— Помню, — сказал Шавасс. — Но лучше бы вам об этом не напоминать. Это стоило мне адской головомойки. Да и время было выбрано не самое подходящее.
— Но мы, евреи, не забываем друзей, — тихо промолвил Хардт.
Шавасс, однако, не был сейчас расположен ни к лирике, ни к воспоминаниям, а потому быстро продолжил:
— Но почему вам так понадобился Шульц? Он же не Эйхман? Наверняка никто не обрадуется, если он внезапно исчезнет: международная общественность возропщет.
— Не думаю, — не согласился Хардт. — В любом случае мы не можем остановить его в Германии на международный суд. В немецком законодательстве существуют определенные ограничения наказаний. За убийство дают лишь пятнадцать лет, а за массовое уничтожение всего двадцать.
— Вы хотите сказать, что Шульц может даже не явиться на суд?
— Кто знает? Всякое может случиться. — Хардт вскочил и стал мерить шагами купе. — Мы не мясники, Шавасс. И не собираемся вести Шульца к жертвенному камню, когда все евреи будут кричать «осанна»! Мы должны допросить его так же, как допрашивали Эйхмана, чтобы все его злодеяния и преступления были явлены миру. Чтобы народы не смогли забыть, как люди обращаются со своими братьями.
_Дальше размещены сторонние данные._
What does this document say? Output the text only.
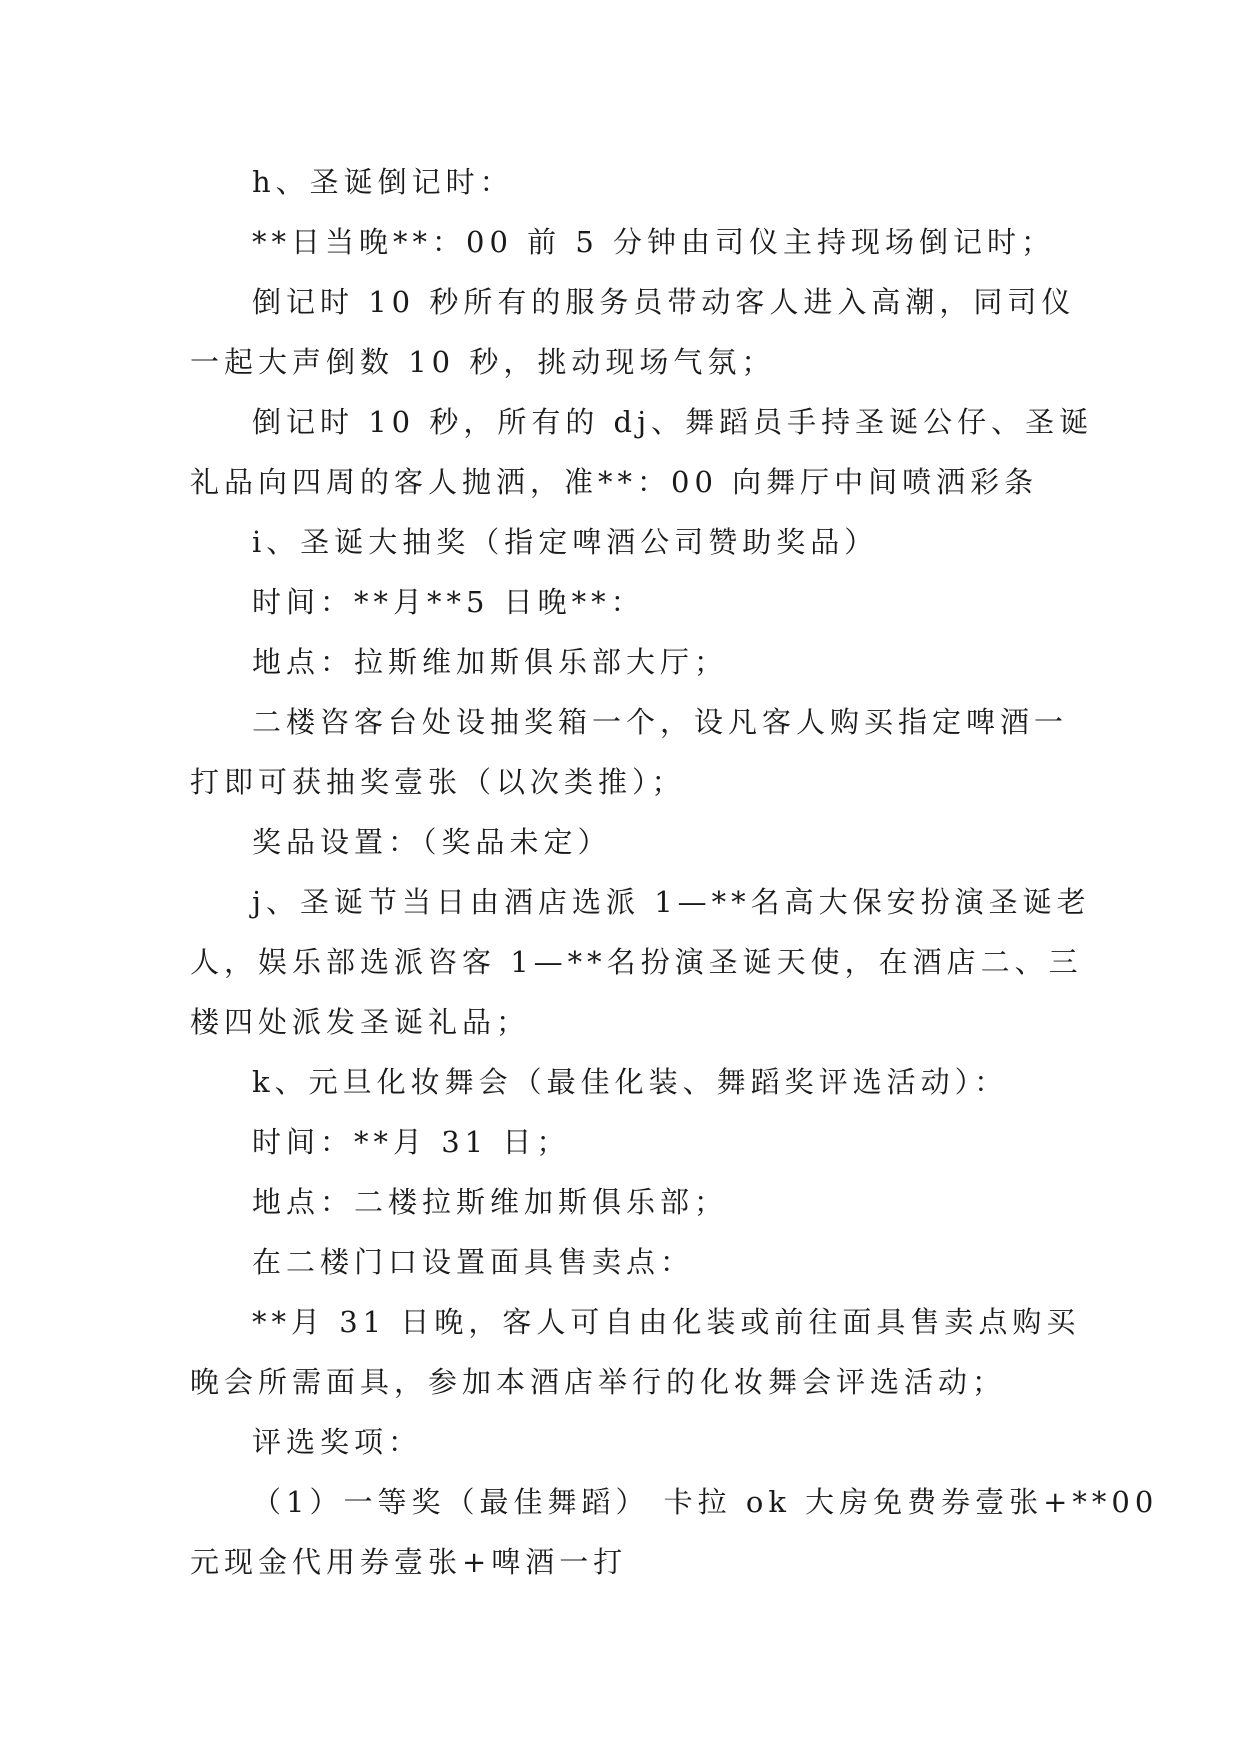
h、圣诞倒记时：

**日当晚**：00 前 5 分钟由司仪主持现场倒记时；

倒记时 10 秒所有的服务员带动客人进入高潮，同司仪

一起大声倒数 10 秒，挑动现场气氛；

倒记时 10 秒，所有的 dj、舞蹈员手持圣诞公仔、圣诞

礼品向四周的客人抛洒，准**：00 向舞厅中间喷洒彩条

i、圣诞大抽奖（指定啤酒公司赞助奖品）

时间：**月**5 日晚**：

地点：拉斯维加斯俱乐部大厅；

二楼咨客台处设抽奖箱一个，设凡客人购买指定啤酒一

打即可获抽奖壹张（以次类推）；

奖品设置：（奖品未定）

j、圣诞节当日由酒店选派 1—**名高大保安扮演圣诞老

人，娱乐部选派咨客 1—**名扮演圣诞天使，在酒店二、三

楼四处派发圣诞礼品；

k、元旦化妆舞会（最佳化装、舞蹈奖评选活动）：

时间：**月 31 日；

地点：二楼拉斯维加斯俱乐部；

在二楼门口设置面具售卖点：

**月 31 日晚，客人可自由化装或前往面具售卖点购买

晚会所需面具，参加本酒店举行的化妆舞会评选活动；

评选奖项：

（1）一等奖（最佳舞蹈） 卡拉 ok 大房免费券壹张+**00

元现金代用券壹张+啤酒一打
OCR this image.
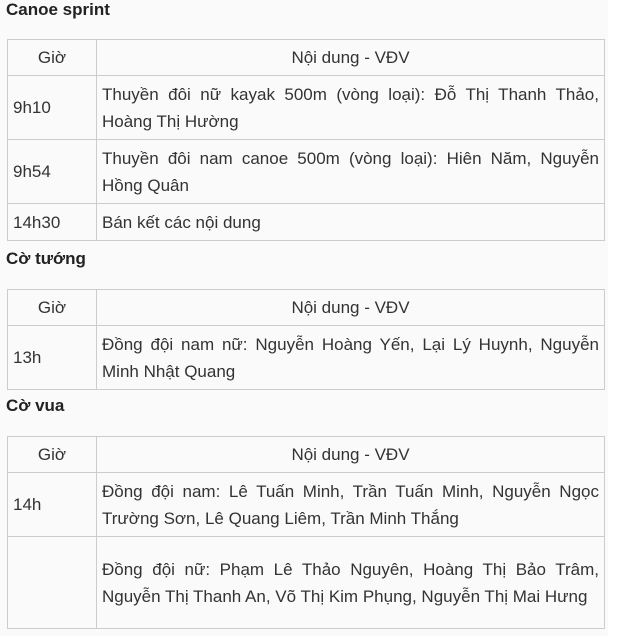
Canoe sprint
Giờ	Nội dung - VĐV
9h10	Thuyền đôi nữ kayak 500m (vòng loại): Đỗ Thị Thanh Thảo, Hoàng Thị Hường
9h54	Thuyền đôi nam canoe 500m (vòng loại): Hiên Năm, Nguyễn Hồng Quân
14h30	Bán kết các nội dung
Cờ tướng
Giờ	Nội dung - VĐV
13h	Đồng đội nam nữ: Nguyễn Hoàng Yến, Lại Lý Huynh, Nguyễn Minh Nhật Quang
Cờ vua
Giờ	Nội dung - VĐV
14h	Đồng đội nam: Lê Tuấn Minh, Trần Tuấn Minh, Nguyễn Ngọc Trường Sơn, Lê Quang Liêm, Trần Minh Thắng
	Đồng đội nữ: Phạm Lê Thảo Nguyên, Hoàng Thị Bảo Trâm, Nguyễn Thị Thanh An, Võ Thị Kim Phụng, Nguyễn Thị Mai Hưng
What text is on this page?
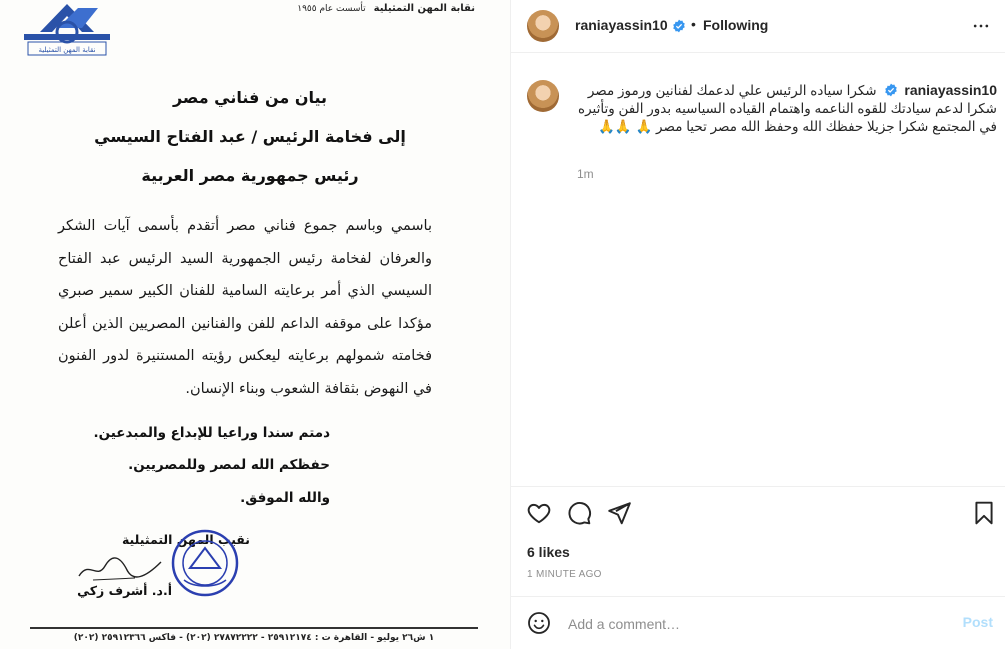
نقابة المهن التمثيلية
نقابة المهن التمثيليةتأسست عام ١٩٥٥
بيان من فناني مصر
إلى فخامة الرئيس / عبد الفتاح السيسي
رئيس جمهورية مصر العربية
باسمي وباسم جموع فناني مصر أتقدم بأسمى آيات الشكر والعرفان لفخامة رئيس الجمهورية السيد الرئيس عبد الفتاح السيسي الذي أمر برعايته السامية للفنان الكبير سمير صبري مؤكدا على موقفه الداعم للفن والفنانين المصريين الذين أعلن فخامته شمولهم برعايته ليعكس رؤيته المستنيرة لدور الفنون في النهوض بثقافة الشعوب وبناء الإنسان.
دمتم سندا وراعيا للإبداع والمبدعين.
حفظكم الله لمصر وللمصريين.
والله الموفق.
نقيب المهن التمثيلية
أ.د. أشرف زكي
١ ش٢٦ يوليو - القاهرة ت : ٢٥٩١٢١٧٤ - ٢٧٨٧٢٢٢٢ (٢٠٢) - فاكس ٢٥٩١٢٣٦٦ (٢٠٢)
raniayassin10 • Following
raniayassin10 شكرا سياده الرئيس علي لدعمك لفنانين ورموز مصر شكرا لدعم سيادتك للقوه الناعمه واهتمام القياده السياسيه بدور الفن وتأثيره في المجتمع شكرا جزيلا حفظك الله وحفظ الله مصر تحيا مصر 🙏 🙏🙏
1m
6 likes
1 MINUTE AGO
Add a comment…
Post
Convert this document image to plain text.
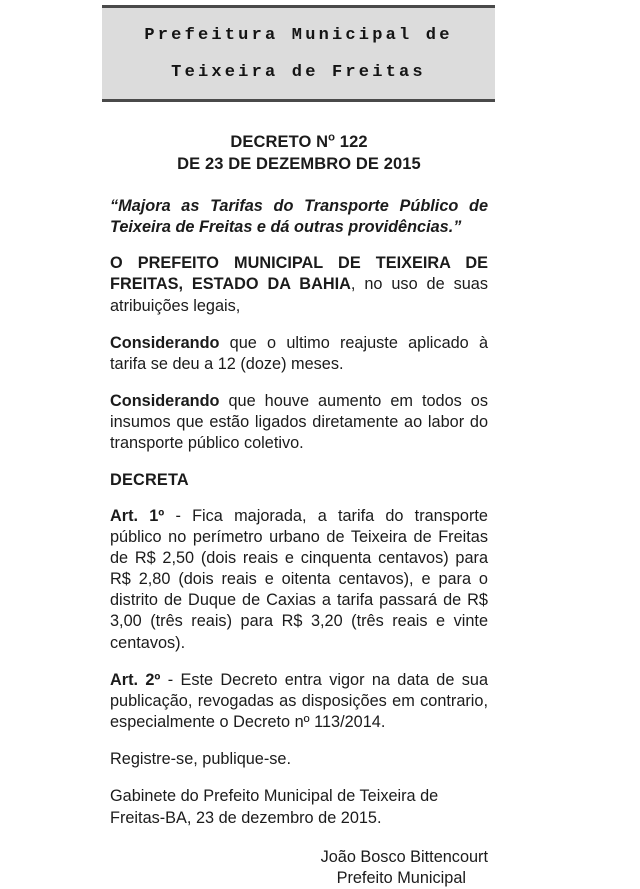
Prefeitura Municipal de
Teixeira de Freitas
DECRETO $N^o$ 122
DE 23 DE DEZEMBRO DE 2015

“Majora as Tarifas do Transporte Público de Teixeira de Freitas e dá outras providências.”

O PREFEITO MUNICIPAL DE TEIXEIRA DE FREITAS, ESTADO DA BAHIA, no uso de suas atribuições legais,

Considerando que o ultimo reajuste aplicado à tarifa se deu a 12 (doze) meses.

Considerando que houve aumento em todos os insumos que estão ligados diretamente ao labor do transporte público coletivo.

DECRETA

Art. 1º - Fica majorada, a tarifa do transporte público no perímetro urbano de Teixeira de Freitas de R$ 2,50 (dois reais e cinquenta centavos) para R$ 2,80 (dois reais e oitenta centavos), e para o distrito de Duque de Caxias a tarifa passará de R$ 3,00 (três reais) para R$ 3,20 (três reais e vinte centavos).

Art. 2º - Este Decreto entra vigor na data de sua publicação, revogadas as disposições em contrario, especialmente o Decreto nº 113/2014.

Registre-se, publique-se.

Gabinete do Prefeito Municipal de Teixeira de Freitas-BA, 23 de dezembro de 2015.

João Bosco Bittencourt
Prefeito Municipal
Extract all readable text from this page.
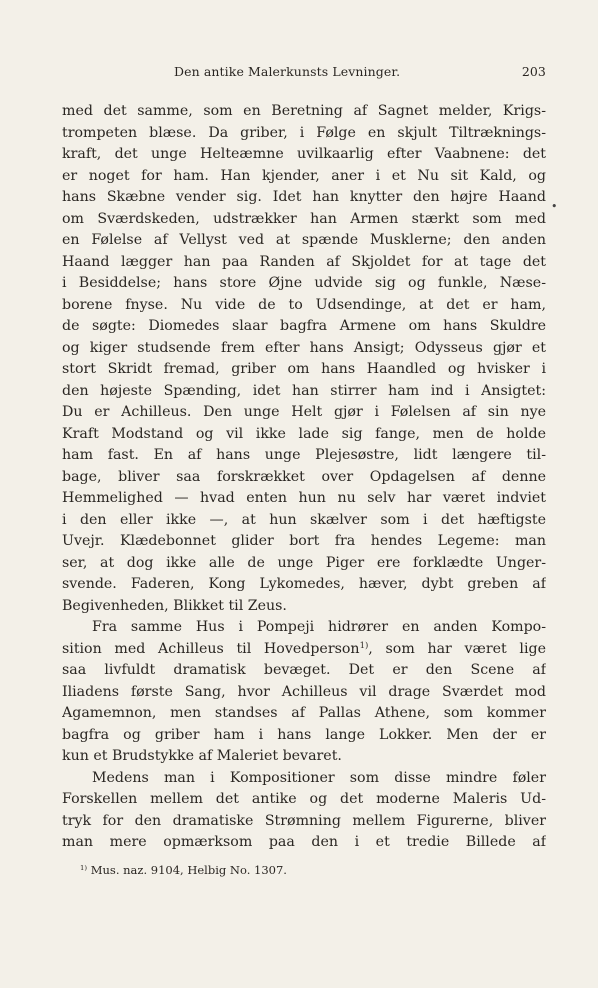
Den antike Malerkunsts Levninger.	203
•
med det samme, som en Beretning af Sagnet melder, Krigs-
trompeten blæse. Da griber, i Følge en skjult Tiltræknings-
kraft, det unge Helteæmne uvilkaarlig efter Vaabnene: det
er noget for ham. Han kjender, aner i et Nu sit Kald, og
hans Skæbne vender sig. Idet han knytter den højre Haand
om Sværdskeden, udstrækker han Armen stærkt som med
en Følelse af Vellyst ved at spænde Musklerne; den anden
Haand lægger han paa Randen af Skjoldet for at tage det
i Besiddelse; hans store Øjne udvide sig og funkle, Næse-
borene fnyse. Nu vide de to Udsendinge, at det er ham,
de søgte: Diomedes slaar bagfra Armene om hans Skuldre
og kiger studsende frem efter hans Ansigt; Odysseus gjør et
stort Skridt fremad, griber om hans Haandled og hvisker i
den højeste Spænding, idet han stirrer ham ind i Ansigtet:
Du er Achilleus. Den unge Helt gjør i Følelsen af sin nye
Kraft Modstand og vil ikke lade sig fange, men de holde
ham fast. En af hans unge Plejesøstre, lidt længere til-
bage, bliver saa forskrækket over Opdagelsen af denne
Hemmelighed — hvad enten hun nu selv har været indviet
i den eller ikke —, at hun skælver som i det hæftigste
Uvejr. Klædebonnet glider bort fra hendes Legeme: man
ser, at dog ikke alle de unge Piger ere forklædte Unger-
svende. Faderen, Kong Lykomedes, hæver, dybt greben af
Begivenheden, Blikket til Zeus.
Fra samme Hus i Pompeji hidrører en anden Kompo-
sition med Achilleus til Hovedperson$^{1)}$, som har været lige
saa livfuldt dramatisk bevæget. Det er den Scene af
Iliadens første Sang, hvor Achilleus vil drage Sværdet mod
Agamemnon, men standses af Pallas Athene, som kommer
bagfra og griber ham i hans lange Lokker. Men der er
kun et Brudstykke af Maleriet bevaret.
Medens man i Kompositioner som disse mindre føler
Forskellen mellem det antike og det moderne Maleris Ud-
tryk for den dramatiske Strømning mellem Figurerne, bliver
man mere opmærksom paa den i et tredie Billede af
$^{1)}$ Mus. naz. 9104, Helbig No. 1307.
Глаза его сверкали, голос звенел, он размахивал руками и, казалось, не замечал ничего вокруг. Это было похоже на религиозный экстаз.
— Идейный, — сочувственно произнес Шавасс. — Я-то думал, что такие давным-давно вышли из моды.
Хардт застыл с одной рукой в воздухе, потом посмотрел на собеседника и, залившись краской, расхохотался.
— Прошу прощения, иногда меня заносит. Но в людях полно гораздо худших недостатков, чем вера в свои идеалы.
— Расскажите, каким образом вы оказались в этой вашей организации, — попросил Шавасс.
— Мои предки — немецкие евреи. К счастью, отец оказался человеком прозорливым и предвидел будущее страны еще в тридцать третьем. Он перевез нас с матерью в Англию, где мы жили хорошо и обеспеченно. Я никогда не был чересчур религиозен, не думаю, что очень изменился к сегодняшнему дню. Просто в сорок седьмом я приобрел новый опыт, и жизнь моя перевернулась. Сначала я учился в Кембридже, потом нелегально отправился с такими же иммигрантами, как и я, в Палестину. Там я присоединился к Хагану и участвовал в Первой Арабской войне.
— Именно там вы и стали сионистом?
— Там я стал израильтянином, — поправил Хардт, — есть определенная разница в этих понятиях, не правда ли? Я видел, как молодежь умирает за веру. Видел школьниц, стреляющих из пулемета. До того времени жизнь для меня значила не очень много. После войны появились и цель, и смысл.